As the cost of computation and connectivity plummets, manufacturers are going to put ‘interactivity’ into every device. Some of this will be trivial: my power adaptor knows its charging history. Some of it will be control related: my television will be grand central for my smart home. But at its heart, we’ll be swimming in world where every device will have ‘an app.’
What does this mean for us as designers and curators of experiences? This talk will discuss how the principles of the open web must apply not only to prototocols but to hardware as well. How can we make sure the menagerie of devices has a chance for working together?
Although we have a complex situation with devices (mobiles), the cloud, apps, companies that run them all… We still think about human<->device and don’t go beyond that.
There’s a relationship triangle between user – device – cloud.
We need to remember “smart devices” can be barely smart. People laugh about the idea of a smart toaster… but what if every device broadcast a URL? Suddenly you have a link to all the information about that make and model of toaster, you have access to support for that toaster… We need to realised how valuable simple things are.
If you go up from the $1 chip to broadcast a URL to $5 for control chips, you can start doing fun things like set your phone to play a fun sound when the toast is ready (“it can play spongbob squarepants for my niece!”).
This gives several types of smart device:
Direct | Background | |
---|---|---|
Swarm | Direct swarm: Sensor based things like carpark space indictators, smart lights, iBeacon | Background swarm: all the devices working together – smart light bulbs that do different things at different times of the day. |
Device | Direct device: everything we know… phones, consoles… | Background device: Lavatron, Nest – devices that sit on your door handle and let you in without a key. Lavatron does this with bluetooth proximity. Nest only becomes a background device over time. |
The main idea here is to have a vocabulary to discuss the modality of devices and how they move between them. There will be user flows that cross over these modes over time or even during a single interaction if it’s a complex enough process.
Interesting questions arise with devices that have no screen – not to mention the complexity that may occur once a single app or page can be used on multiple screens at once… Also ponder the limit of how many apps we can install, how many single-purpose devices we can manage, how many things we can even do everything manually (or with user input to install an app).
Why mobile apps must die? I just wanted another alternative. People can’t be bothered any more – you put a sign in your store “we’re in the app store!” – people just can’t be bothered.
Fundamental rule of UX design: Value > Pain
There has to be more value than pain. You can increase value or decrease pain.
“As a designer, my life is pain. I am a pain reducer.”
Curiously if pain goes down fast enough, value can come down too and yet you still have a successful product. When Google was only on the desktop you used it for important research, now it’s in your pocket you use it for pub trivia arguments.
We’ve seen this before. Yahoo’s directory model didn’t scale, Google killed it. The mobile app model doesn’t scale, something will kill it. “How many people have removed old apps from their phone? Trick question! We all do. We are gardening our phones!”
The web is amazing… but we have attached a command-line interface to the top of it. We type stuff into it.

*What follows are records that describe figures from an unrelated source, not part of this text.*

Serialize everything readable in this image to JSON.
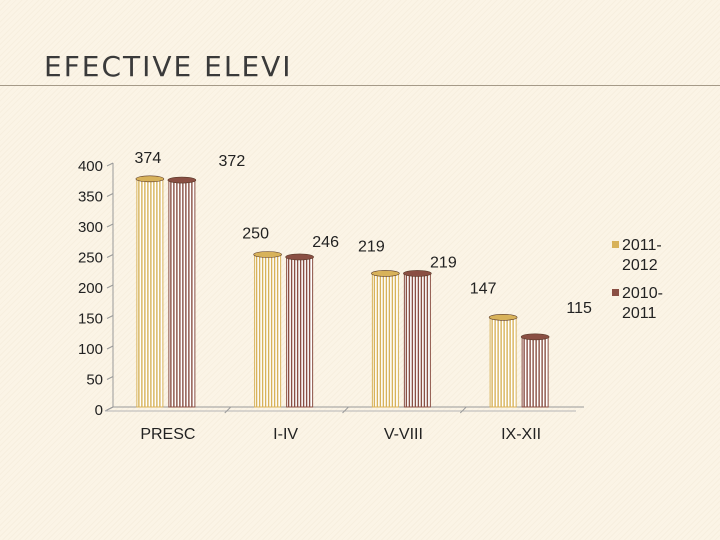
{
  "slide": {
    "title": "EFECTIVE ELEVI"
  },
  "chart_data": {
    "type": "bar",
    "categories": [
      "PRESC",
      "I-IV",
      "V-VIII",
      "IX-XII"
    ],
    "series": [
      {
        "name": "2011-2012",
        "values": [
          374,
          250,
          219,
          147
        ],
        "color": "#d8b25a"
      },
      {
        "name": "2010-2011",
        "values": [
          372,
          246,
          219,
          115
        ],
        "color": "#8a4f43"
      }
    ],
    "ylim": [
      0,
      400
    ],
    "yticks": [
      0,
      50,
      100,
      150,
      200,
      250,
      300,
      350,
      400
    ],
    "legend": "right",
    "grid": false,
    "xlabel": "",
    "ylabel": ""
  },
  "legend": {
    "items": [
      {
        "line1": "2011-",
        "line2": "2012"
      },
      {
        "line1": "2010-",
        "line2": "2011"
      }
    ]
  }
}
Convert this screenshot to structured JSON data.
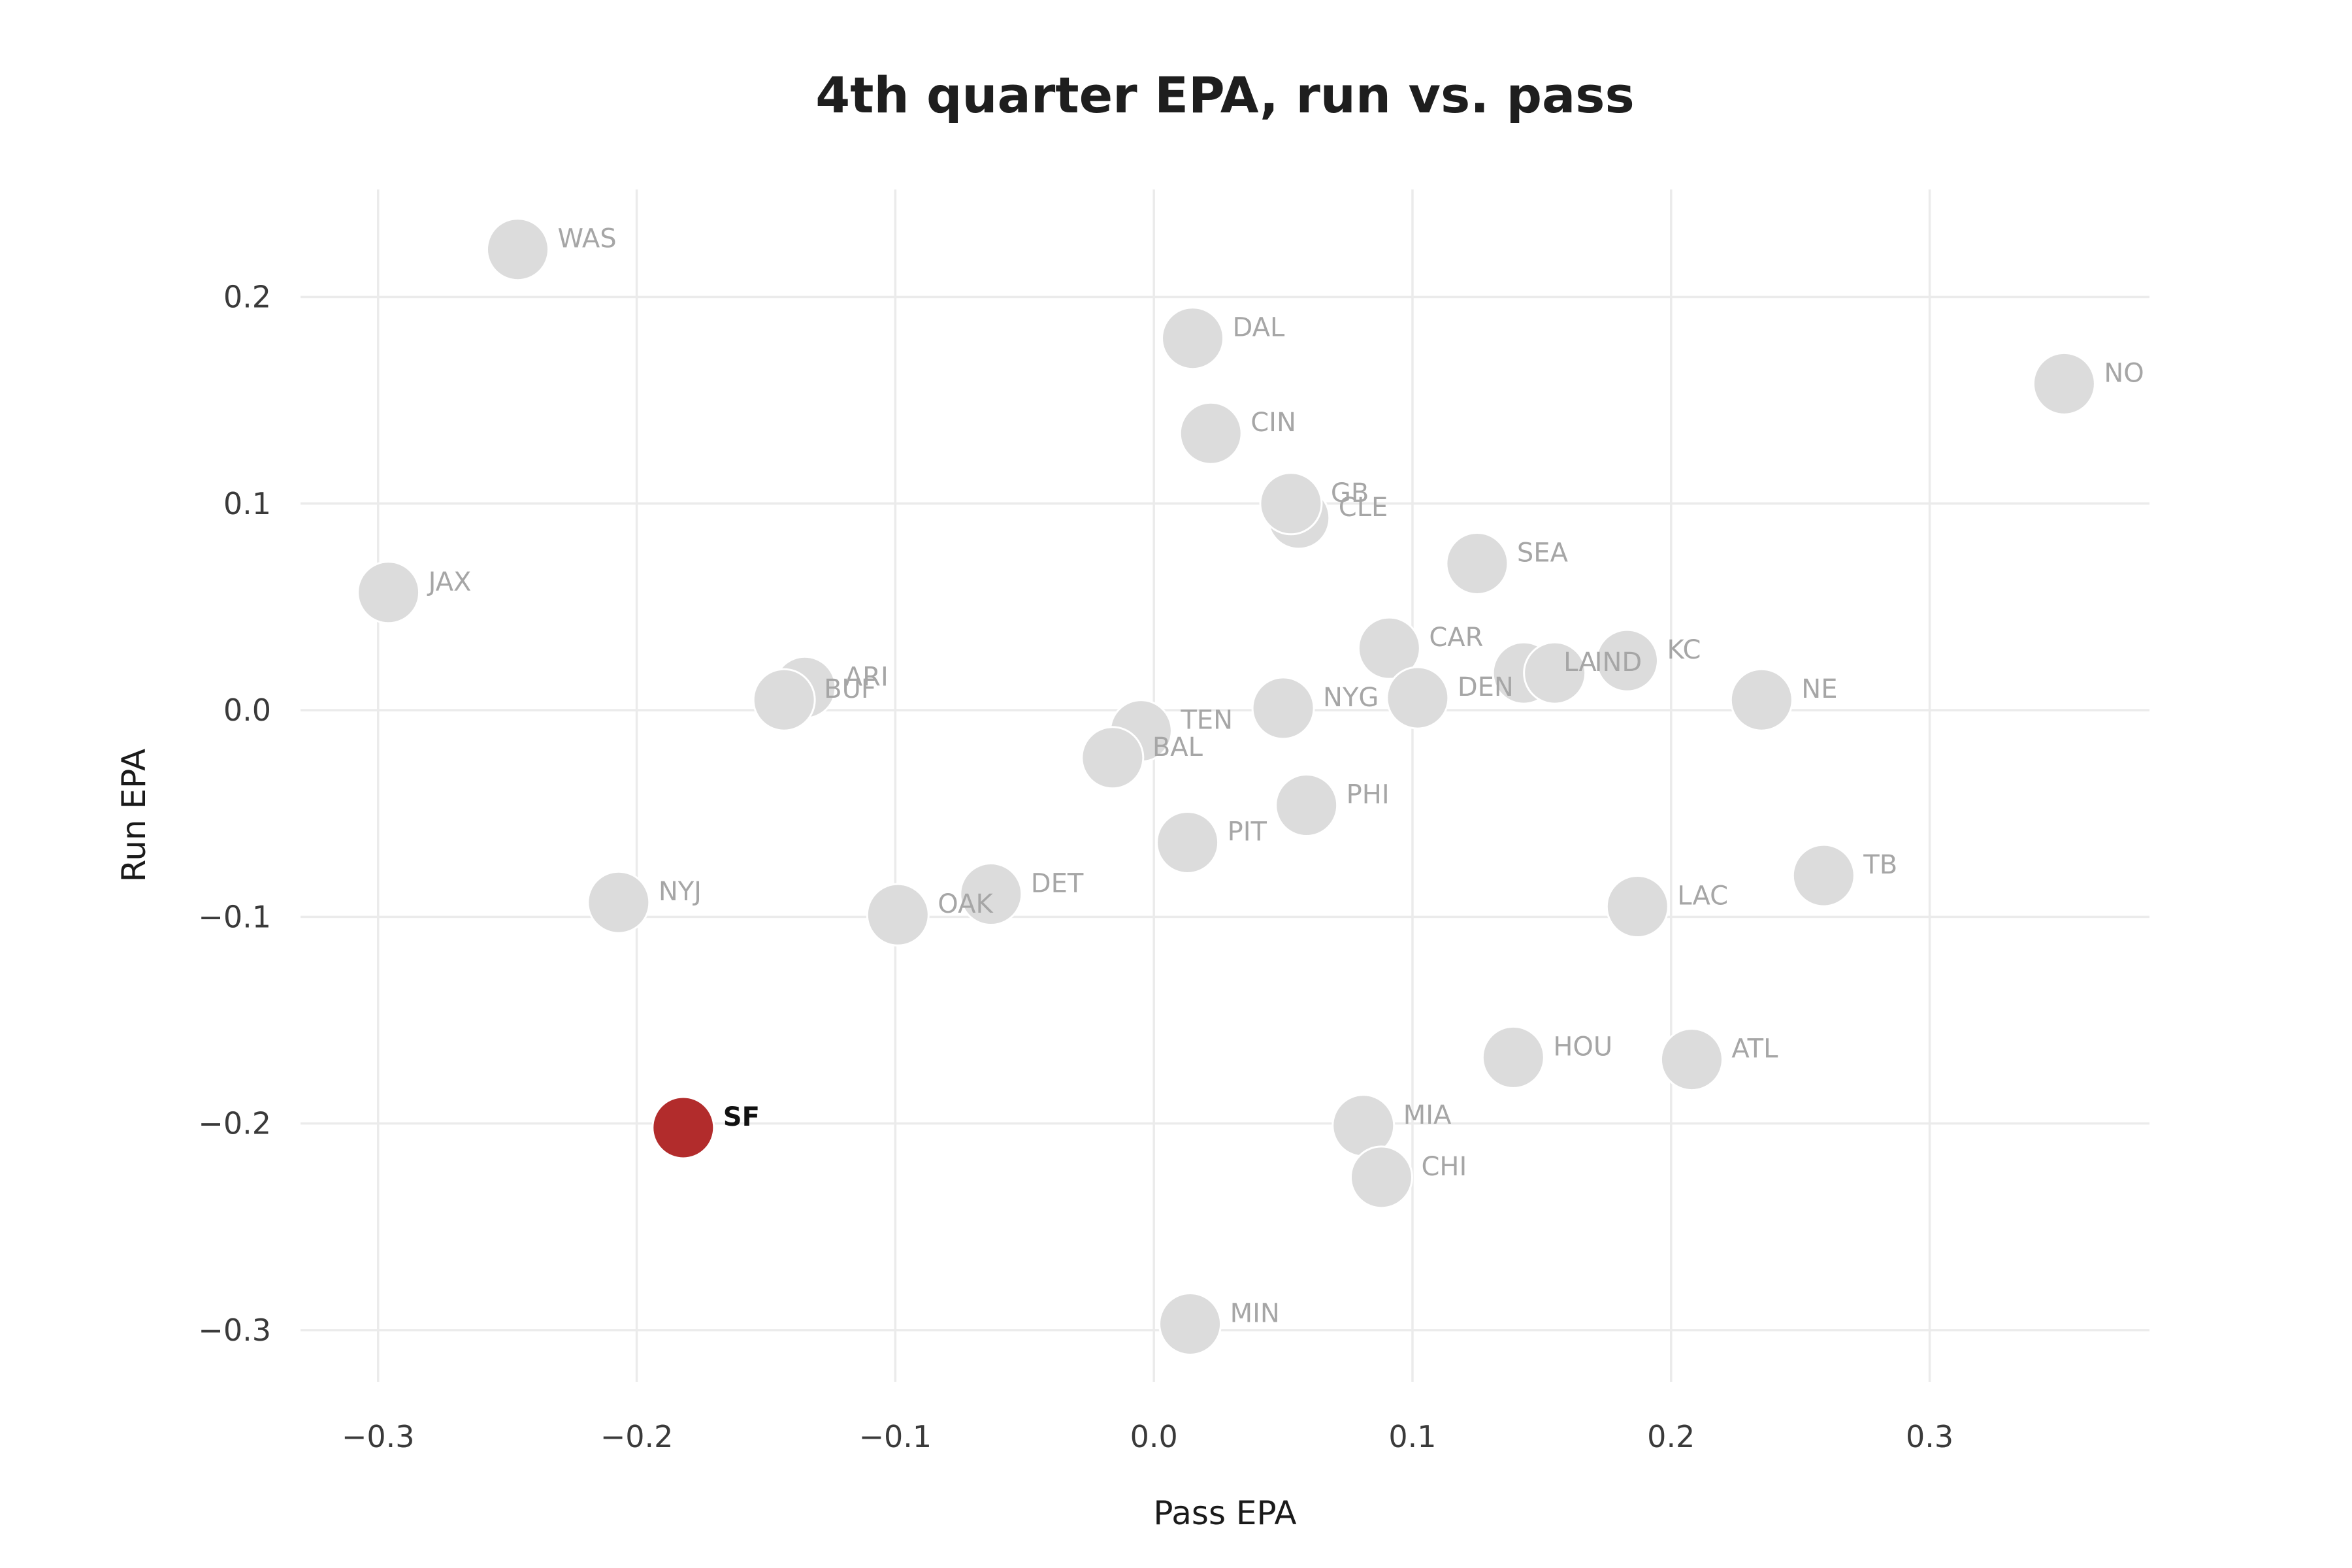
{
  "chart_data": {
    "type": "scatter",
    "title": "4th quarter EPA, run vs. pass",
    "xlabel": "Pass EPA",
    "ylabel": "Run EPA",
    "xlim": [
      -0.33,
      0.385
    ],
    "ylim": [
      -0.325,
      0.252
    ],
    "xticks": [
      -0.3,
      -0.2,
      -0.1,
      0.0,
      0.1,
      0.2,
      0.3
    ],
    "xtick_labels": [
      "−0.3",
      "−0.2",
      "−0.1",
      "0.0",
      "0.1",
      "0.2",
      "0.3"
    ],
    "yticks": [
      0.2,
      0.1,
      0.0,
      -0.1,
      -0.2,
      -0.3
    ],
    "ytick_labels": [
      "0.2",
      "0.1",
      "0.0",
      "−0.1",
      "−0.2",
      "−0.3"
    ],
    "grid": true,
    "colors": {
      "default_point": "#dcdcdc",
      "default_label": "#a6a6a6",
      "highlight_point": "#b22c2c",
      "highlight_label": "#111111",
      "point_stroke": "#ffffff"
    },
    "points": [
      {
        "team": "WAS",
        "x": -0.246,
        "y": 0.223
      },
      {
        "team": "DAL",
        "x": 0.015,
        "y": 0.18
      },
      {
        "team": "NO",
        "x": 0.352,
        "y": 0.158
      },
      {
        "team": "CIN",
        "x": 0.022,
        "y": 0.134
      },
      {
        "team": "CLE",
        "x": 0.056,
        "y": 0.093
      },
      {
        "team": "GB",
        "x": 0.053,
        "y": 0.1
      },
      {
        "team": "SEA",
        "x": 0.125,
        "y": 0.071
      },
      {
        "team": "JAX",
        "x": -0.296,
        "y": 0.057
      },
      {
        "team": "CAR",
        "x": 0.091,
        "y": 0.03
      },
      {
        "team": "KC",
        "x": 0.183,
        "y": 0.024
      },
      {
        "team": "LA",
        "x": 0.143,
        "y": 0.018
      },
      {
        "team": "IND",
        "x": 0.155,
        "y": 0.018
      },
      {
        "team": "ARI",
        "x": -0.135,
        "y": 0.011
      },
      {
        "team": "BUF",
        "x": -0.143,
        "y": 0.005
      },
      {
        "team": "DEN",
        "x": 0.102,
        "y": 0.006
      },
      {
        "team": "NE",
        "x": 0.235,
        "y": 0.005
      },
      {
        "team": "NYG",
        "x": 0.05,
        "y": 0.001
      },
      {
        "team": "TEN",
        "x": -0.005,
        "y": -0.01
      },
      {
        "team": "BAL",
        "x": -0.016,
        "y": -0.023
      },
      {
        "team": "PHI",
        "x": 0.059,
        "y": -0.046
      },
      {
        "team": "PIT",
        "x": 0.013,
        "y": -0.064
      },
      {
        "team": "TB",
        "x": 0.259,
        "y": -0.08
      },
      {
        "team": "DET",
        "x": -0.063,
        "y": -0.089
      },
      {
        "team": "NYJ",
        "x": -0.207,
        "y": -0.093
      },
      {
        "team": "LAC",
        "x": 0.187,
        "y": -0.095
      },
      {
        "team": "OAK",
        "x": -0.099,
        "y": -0.099
      },
      {
        "team": "HOU",
        "x": 0.139,
        "y": -0.168
      },
      {
        "team": "ATL",
        "x": 0.208,
        "y": -0.169
      },
      {
        "team": "MIA",
        "x": 0.081,
        "y": -0.201
      },
      {
        "team": "SF",
        "x": -0.182,
        "y": -0.202,
        "highlight": true
      },
      {
        "team": "CHI",
        "x": 0.088,
        "y": -0.226
      },
      {
        "team": "MIN",
        "x": 0.014,
        "y": -0.297
      }
    ]
  }
}
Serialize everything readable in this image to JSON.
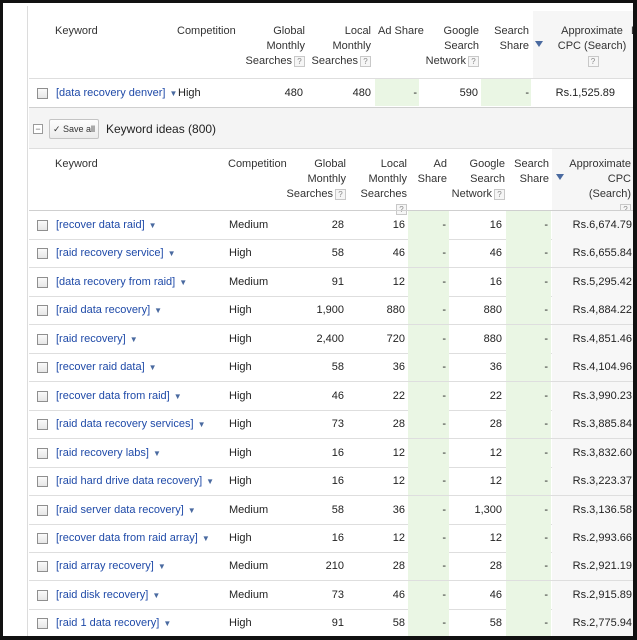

We don’t take advantage of all the sensors in the phone the way apps are doing. The browser should be handling this stuff!
Just In Time (JIT) ecosystem: lots of barely-smart devices broadcasting simple information (a URL) and other smarter devices doing stuff with that.
“The cloud is a complete myth. There are cloudS and they are cranky and don’t like each other.”
Every company sets up their own cloud for every device. But users want their data to be in one place, especially data like personal health data.
There’s not going to be a single killer device, the killer app is going to be a meta app: reasoning over combined data.
Some companies are thinking about this – they’re trying to open up services to collate data. (Spark, PersonalCloud, OwnCloud, Cosm)
People say this can never happen. But if we don’t know what we want we can never move towards it.
Some examples… we forget it took ten years between Netscape and Gmail. Things take time. We forget how crap the web used to be! We need to think a little longer term.
We forget that in the very early days, the walled gardens like AOL were providing a better experience – until the open web blew them away. If we are seeing proprietary devices now, it’s probably just the early days…
Two types of idea:
Malcolm McLean invented the shipping container, which vastly reduced costs and changed shipping forever – then gave it away to ISO, he did end up making a lot of money but not by holding on to a great idea… it was a rising tide that lifted all boats.
If we don’t know what we want, that’s what we’ll get. We need to have a vision for the future and work towards it.